As a dealmaker, Holden couldn’t do that. But he admired her strength. “I can’t promise I won’t ask again.”
She paused, adjusting her glasses to give him her version of the stink eye. “Love is selfless, Holden. It finds joy in giving love. It expects nothing in return. That’s what I want. The joy of just being with someone who feels the same way about me.”
“It sounds like a bad investment.”
Bernadette narrowed her eyes. And then she moved around him.

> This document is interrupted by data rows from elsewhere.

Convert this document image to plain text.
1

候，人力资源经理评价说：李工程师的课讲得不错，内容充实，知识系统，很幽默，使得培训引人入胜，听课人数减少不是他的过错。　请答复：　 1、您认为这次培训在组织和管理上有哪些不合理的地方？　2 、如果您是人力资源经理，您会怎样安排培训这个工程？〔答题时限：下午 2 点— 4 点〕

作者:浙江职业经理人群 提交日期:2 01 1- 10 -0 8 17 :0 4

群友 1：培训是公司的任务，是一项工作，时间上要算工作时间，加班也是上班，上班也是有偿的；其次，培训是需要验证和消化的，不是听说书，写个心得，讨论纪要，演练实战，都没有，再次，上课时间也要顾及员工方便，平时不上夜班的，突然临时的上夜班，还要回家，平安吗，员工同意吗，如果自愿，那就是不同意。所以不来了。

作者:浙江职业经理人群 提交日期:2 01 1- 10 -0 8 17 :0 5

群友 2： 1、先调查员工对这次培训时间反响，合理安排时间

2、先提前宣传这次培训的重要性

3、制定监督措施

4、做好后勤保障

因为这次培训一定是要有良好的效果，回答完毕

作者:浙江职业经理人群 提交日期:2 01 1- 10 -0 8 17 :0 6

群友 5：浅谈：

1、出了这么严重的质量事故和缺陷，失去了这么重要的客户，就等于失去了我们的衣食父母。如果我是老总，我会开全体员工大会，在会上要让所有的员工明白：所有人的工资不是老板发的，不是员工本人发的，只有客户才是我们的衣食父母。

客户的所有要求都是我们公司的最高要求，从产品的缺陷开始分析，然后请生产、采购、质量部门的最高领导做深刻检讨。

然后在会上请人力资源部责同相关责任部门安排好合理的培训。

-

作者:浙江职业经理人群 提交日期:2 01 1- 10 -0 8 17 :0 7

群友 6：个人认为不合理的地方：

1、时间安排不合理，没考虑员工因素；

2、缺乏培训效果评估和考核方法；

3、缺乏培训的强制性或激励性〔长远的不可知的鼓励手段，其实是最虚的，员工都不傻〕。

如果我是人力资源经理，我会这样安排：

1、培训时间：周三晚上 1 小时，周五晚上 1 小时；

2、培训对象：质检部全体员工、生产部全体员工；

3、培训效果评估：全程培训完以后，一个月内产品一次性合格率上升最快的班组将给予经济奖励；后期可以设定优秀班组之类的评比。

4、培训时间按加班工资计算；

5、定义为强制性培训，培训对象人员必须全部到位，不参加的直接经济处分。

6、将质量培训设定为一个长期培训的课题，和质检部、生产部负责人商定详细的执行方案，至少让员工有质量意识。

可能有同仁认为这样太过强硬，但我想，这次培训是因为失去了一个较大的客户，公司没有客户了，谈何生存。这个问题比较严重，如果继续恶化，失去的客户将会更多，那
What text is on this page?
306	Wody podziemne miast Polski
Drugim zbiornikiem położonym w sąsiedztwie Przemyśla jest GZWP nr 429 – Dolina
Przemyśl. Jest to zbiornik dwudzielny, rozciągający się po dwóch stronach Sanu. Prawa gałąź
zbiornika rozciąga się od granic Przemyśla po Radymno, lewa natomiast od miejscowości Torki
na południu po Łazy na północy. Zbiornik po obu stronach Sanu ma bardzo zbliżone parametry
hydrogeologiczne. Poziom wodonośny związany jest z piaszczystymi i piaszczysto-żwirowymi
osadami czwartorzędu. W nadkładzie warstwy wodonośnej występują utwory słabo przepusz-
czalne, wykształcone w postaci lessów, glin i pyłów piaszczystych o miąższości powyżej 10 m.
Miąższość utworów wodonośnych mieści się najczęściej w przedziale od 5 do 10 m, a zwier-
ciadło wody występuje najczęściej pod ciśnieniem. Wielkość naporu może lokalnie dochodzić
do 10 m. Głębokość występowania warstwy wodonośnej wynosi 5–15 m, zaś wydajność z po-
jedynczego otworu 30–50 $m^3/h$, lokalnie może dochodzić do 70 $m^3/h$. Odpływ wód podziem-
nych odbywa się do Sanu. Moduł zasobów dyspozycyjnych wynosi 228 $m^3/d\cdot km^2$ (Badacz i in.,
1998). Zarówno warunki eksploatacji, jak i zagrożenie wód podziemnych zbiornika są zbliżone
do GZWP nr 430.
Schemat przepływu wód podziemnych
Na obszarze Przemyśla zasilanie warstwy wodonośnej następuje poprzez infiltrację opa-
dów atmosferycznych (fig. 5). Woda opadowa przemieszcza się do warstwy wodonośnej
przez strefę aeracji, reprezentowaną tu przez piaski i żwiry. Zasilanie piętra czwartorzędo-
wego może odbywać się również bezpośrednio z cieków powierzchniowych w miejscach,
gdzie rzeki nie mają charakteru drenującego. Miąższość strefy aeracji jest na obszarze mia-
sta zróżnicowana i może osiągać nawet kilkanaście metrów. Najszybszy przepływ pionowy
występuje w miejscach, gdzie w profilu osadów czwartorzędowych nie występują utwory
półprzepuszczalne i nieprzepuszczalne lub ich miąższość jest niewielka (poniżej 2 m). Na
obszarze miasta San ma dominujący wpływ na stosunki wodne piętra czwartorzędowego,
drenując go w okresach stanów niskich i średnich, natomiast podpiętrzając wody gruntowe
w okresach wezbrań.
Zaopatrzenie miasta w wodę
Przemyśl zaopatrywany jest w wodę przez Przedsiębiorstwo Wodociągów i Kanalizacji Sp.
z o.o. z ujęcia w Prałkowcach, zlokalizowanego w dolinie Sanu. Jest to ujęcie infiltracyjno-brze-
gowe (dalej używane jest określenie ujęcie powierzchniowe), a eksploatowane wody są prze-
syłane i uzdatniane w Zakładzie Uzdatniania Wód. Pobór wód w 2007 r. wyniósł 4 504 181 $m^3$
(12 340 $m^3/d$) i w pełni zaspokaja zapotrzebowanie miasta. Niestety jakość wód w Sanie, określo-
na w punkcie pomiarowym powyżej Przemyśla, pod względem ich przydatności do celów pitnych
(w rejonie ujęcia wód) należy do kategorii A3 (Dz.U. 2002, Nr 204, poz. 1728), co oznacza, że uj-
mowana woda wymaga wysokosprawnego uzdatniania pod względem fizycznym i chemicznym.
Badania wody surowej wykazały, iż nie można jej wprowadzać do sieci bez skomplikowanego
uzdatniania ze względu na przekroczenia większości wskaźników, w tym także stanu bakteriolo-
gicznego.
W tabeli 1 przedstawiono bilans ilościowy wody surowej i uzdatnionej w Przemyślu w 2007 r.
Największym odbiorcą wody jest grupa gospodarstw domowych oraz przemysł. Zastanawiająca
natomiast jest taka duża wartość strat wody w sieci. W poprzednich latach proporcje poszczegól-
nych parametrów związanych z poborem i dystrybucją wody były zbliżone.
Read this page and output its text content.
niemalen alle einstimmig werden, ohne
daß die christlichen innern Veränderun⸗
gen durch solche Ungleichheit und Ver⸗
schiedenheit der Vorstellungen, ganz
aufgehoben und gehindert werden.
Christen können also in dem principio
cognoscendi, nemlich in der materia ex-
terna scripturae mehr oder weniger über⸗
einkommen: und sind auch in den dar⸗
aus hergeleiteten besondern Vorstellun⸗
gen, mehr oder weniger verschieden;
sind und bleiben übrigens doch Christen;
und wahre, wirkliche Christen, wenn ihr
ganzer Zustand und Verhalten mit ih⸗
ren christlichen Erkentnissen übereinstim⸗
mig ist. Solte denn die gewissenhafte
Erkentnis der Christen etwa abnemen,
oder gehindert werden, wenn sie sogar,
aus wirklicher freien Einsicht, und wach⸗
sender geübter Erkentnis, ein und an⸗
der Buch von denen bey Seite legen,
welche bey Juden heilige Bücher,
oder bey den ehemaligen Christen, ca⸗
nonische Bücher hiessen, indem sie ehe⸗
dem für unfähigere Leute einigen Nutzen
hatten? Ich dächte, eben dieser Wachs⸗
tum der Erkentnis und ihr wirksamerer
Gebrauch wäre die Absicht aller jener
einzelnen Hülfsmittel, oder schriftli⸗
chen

“That was a joke.” She used to appreciate them.
“Your timing is off.”
“Agreed.” But, presumably, her love could make him whole again. “I could still make you happy.” The way being with her made him.
Yes. She makes me happy.
But that meant...
He slowed, staring at her rapidly retreating form.
We bring each other joy.
He stopped, needing his feet firmly on the ground. He lived in a city with one of the highest divorce rates in the nation. His grandfather had been married four times. His own marriage had barely lasted through Devin’s birth. Love wasn’t an equation in the sense that investments and mergers were. There was no guaranteed return.
And yet, Bea makes me happy.
She disappeared from view on a switchback, spurring him into motion.
She also frustrates me to no end.
He set thoughts of love aside, choosing to focus on what lay ahead—a custody agreement that might or might not involve a marriage certificate. Now that he knew Bernadette’s objections, he could begin the negotiation process. He’d pulled off deals with parties that had opposite goals before. And he’d sealed contracts despite one or more parties stepping away from the bargaining table. He just needed time to make Bernadette see that marriage with an end date was the best option for their child long-term.